35 Who shall separate us from the love of Christ? Shall tribulation, or distress, or persecution, or famine, or nakedness, or peril, or sword?
36 As it is written: “For Your sake we are killed all day long; We are accounted as sheep for the slaughter.”
37 Yet in all these things we are more than conquerors through Him who loved us.
As it is written — quote from Psalm 44:22 — Yea, for Thy sake are we killed all the day long; we are counted as sheep for the slaughter.
Separate — (executioner, v.33) Separation from God is death.
Tribulation = suffering which results from pressure on the soul.

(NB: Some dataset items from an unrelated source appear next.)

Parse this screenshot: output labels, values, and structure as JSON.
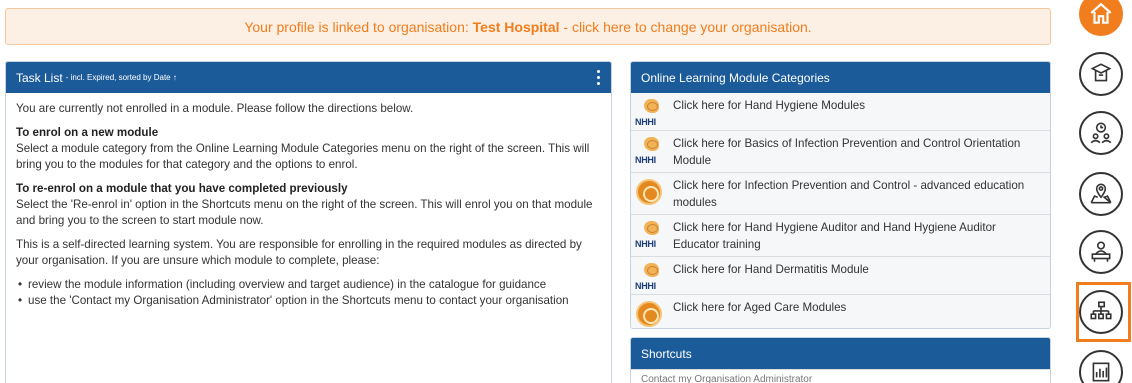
{
  "banner": {
    "text_before": "Your profile is linked to organisation: ",
    "org_name": "Test Hospital",
    "text_after": " - click here to change your organisation."
  },
  "task_list": {
    "title": "Task List",
    "subtitle": "- incl. Expired, sorted by Date ↑",
    "intro": "You are currently not enrolled in a module. Please follow the directions below.",
    "enrol_heading": "To enrol on a new module",
    "enrol_text": "Select a module category from the Online Learning Module Categories menu on the right of the screen. This will bring you to the modules for that category and the options to enrol.",
    "reenrol_heading": "To re-enrol on a module that you have completed previously",
    "reenrol_text": "Select the 'Re-enrol in' option in the Shortcuts menu on the right of the screen. This will enrol you on that module and bring you to the screen to start module now.",
    "self_directed": "This is a self-directed learning system. You are responsible for enrolling in the required modules as directed by your organisation. If you are unsure which module to complete, please:",
    "bullets": [
      "review the module information (including overview and target audience) in the catalogue for guidance",
      "use the 'Contact my Organisation Administrator' option in the Shortcuts menu to contact your organisation"
    ]
  },
  "categories": {
    "title": "Online Learning Module Categories",
    "items": [
      {
        "label": "Click here for Hand Hygiene Modules",
        "logo": "nhhi-logo",
        "logo_text": "NHHI"
      },
      {
        "label": "Click here for Basics of Infection Prevention and Control Orientation Module",
        "logo": "nhhi-logo",
        "logo_text": "NHHI"
      },
      {
        "label": "Click here for Infection Prevention and Control - advanced education modules",
        "logo": "orange-circle-logo",
        "logo_text": ""
      },
      {
        "label": "Click here for Hand Hygiene Auditor and Hand Hygiene Auditor Educator training",
        "logo": "nhhi-logo",
        "logo_text": "NHHI"
      },
      {
        "label": "Click here for Hand Dermatitis Module",
        "logo": "nhhi-logo",
        "logo_text": "NHHI"
      },
      {
        "label": "Click here for Aged Care Modules",
        "logo": "orange-circle-logo",
        "logo_text": ""
      }
    ]
  },
  "shortcuts": {
    "title": "Shortcuts",
    "first_item": "Contact my Organisation Administrator"
  },
  "side_nav": [
    {
      "icon": "home-icon"
    },
    {
      "icon": "graduation-book-icon"
    },
    {
      "icon": "clock-people-icon"
    },
    {
      "icon": "map-pin-icon"
    },
    {
      "icon": "desk-person-icon"
    },
    {
      "icon": "org-chart-icon"
    },
    {
      "icon": "report-chart-icon"
    }
  ],
  "colors": {
    "accent": "#f07d1e",
    "header_blue": "#1c5b9a"
  }
}
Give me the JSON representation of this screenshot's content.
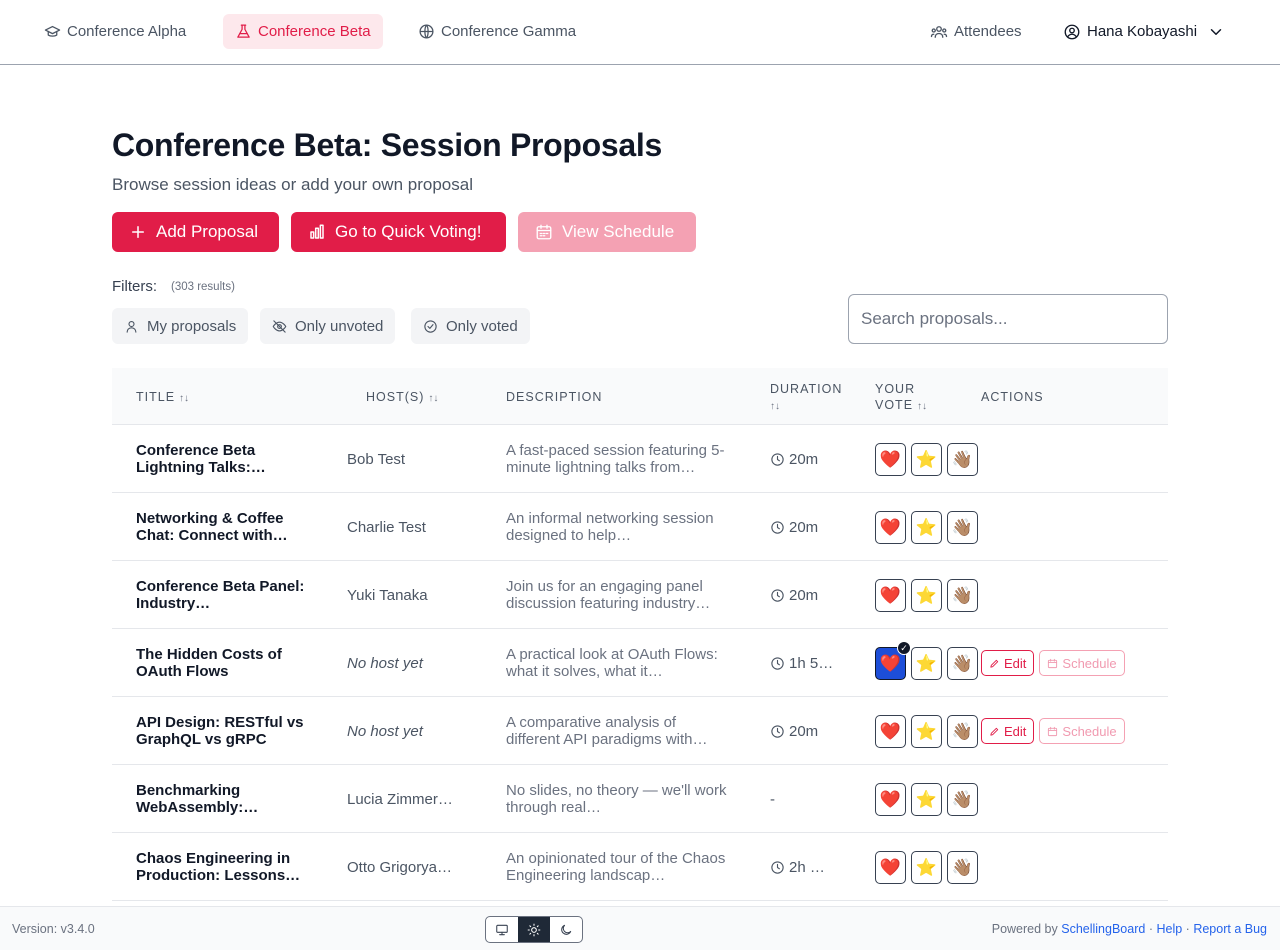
{
  "nav": {
    "tabs": [
      {
        "label": "Conference Alpha",
        "icon": "graduation-cap-icon"
      },
      {
        "label": "Conference Beta",
        "icon": "flask-icon",
        "active": true
      },
      {
        "label": "Conference Gamma",
        "icon": "globe-icon"
      }
    ],
    "attendees_label": "Attendees",
    "user_name": "Hana Kobayashi"
  },
  "page": {
    "title": "Conference Beta: Session Proposals",
    "subtitle": "Browse session ideas or add your own proposal",
    "buttons": {
      "add": "Add Proposal",
      "vote": "Go to Quick Voting!",
      "schedule": "View Schedule"
    }
  },
  "filters": {
    "label": "Filters:",
    "count": "(303 results)",
    "chips": [
      "My proposals",
      "Only unvoted",
      "Only voted"
    ],
    "search_placeholder": "Search proposals..."
  },
  "table": {
    "headers": {
      "title": "TITLE",
      "hosts": "HOST(S)",
      "description": "DESCRIPTION",
      "duration_1": "DURATION",
      "vote_1": "YOUR",
      "vote_2": "VOTE",
      "actions": "ACTIONS",
      "sort_glyph": "↑↓"
    },
    "vote_emojis": [
      "❤️",
      "⭐",
      "👋🏽"
    ],
    "action_labels": {
      "edit": "Edit",
      "schedule": "Schedule"
    },
    "rows": [
      {
        "title": "Conference Beta Lightning Talks:…",
        "host": "Bob Test",
        "description": "A fast-paced session featuring 5-minute lightning talks from…",
        "duration": "20m"
      },
      {
        "title": "Networking & Coffee Chat: Connect with…",
        "host": "Charlie Test",
        "description": "An informal networking session designed to help…",
        "duration": "20m"
      },
      {
        "title": "Conference Beta Panel: Industry…",
        "host": "Yuki Tanaka",
        "description": "Join us for an engaging panel discussion featuring industry…",
        "duration": "20m"
      },
      {
        "title": "The Hidden Costs of OAuth Flows",
        "host": "No host yet",
        "description": "A practical look at OAuth Flows: what it solves, what it…",
        "duration": "1h 5…",
        "voted": "heart",
        "editable": true
      },
      {
        "title": "API Design: RESTful vs GraphQL vs gRPC",
        "host": "No host yet",
        "description": "A comparative analysis of different API paradigms with…",
        "duration": "20m",
        "editable": true
      },
      {
        "title": "Benchmarking WebAssembly:…",
        "host": "Lucia Zimmer…",
        "description": "No slides, no theory — we'll work through real…",
        "duration": "-"
      },
      {
        "title": "Chaos Engineering in Production: Lessons…",
        "host": "Otto Grigorya…",
        "description": "An opinionated tour of the Chaos Engineering landscap…",
        "duration": "2h …"
      }
    ]
  },
  "footer": {
    "version": "Version: v3.4.0",
    "powered_by": "Powered by",
    "brand_link": "SchellingBoard",
    "help_link": "Help",
    "bug_link": "Report a Bug",
    "separator": "·",
    "theme_modes": [
      "monitor-icon",
      "sun-icon",
      "moon-icon"
    ],
    "active_theme": "sun-icon"
  },
  "colors": {
    "accent": "#e11d48",
    "accent_light": "#f4a1b3",
    "active_tab_bg": "#fde8ec",
    "selected_vote": "#1d4ed8",
    "link": "#2563eb"
  }
}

Tribulation is a word that has an interesting history. The English word comes from the Latin name for a flail. A piece of wood, a little longer than a broomstick, has attached to it by a leather thong a shorter piece of wood. The laborer swings the flail through the air and the shorter piece of wood beats upon the wheat, separating the grain from the chaff. There came a time when believers were so persecuted that it seemed as though they were being beaten out like wheat. This came to be called tribulation. — Barnhouse, page 191.
Distress = anguish, shut up without the possibility of escape.
The Greek word [distress] is a combination of two words, the one meaning narrow and the other meaning space. It conveys the thought of being hemmed in. — Barnhouse, page 192.
More than conquerors = super-conquerors, super-victorious
Him that loved us — the tense indicates past action continuing into the present.
Not only do we win the battle; we are more than conquerors for these adversities serve to draw us into still closer fellowship with Him, thus enriching our Christian experience. — Stam, page 214.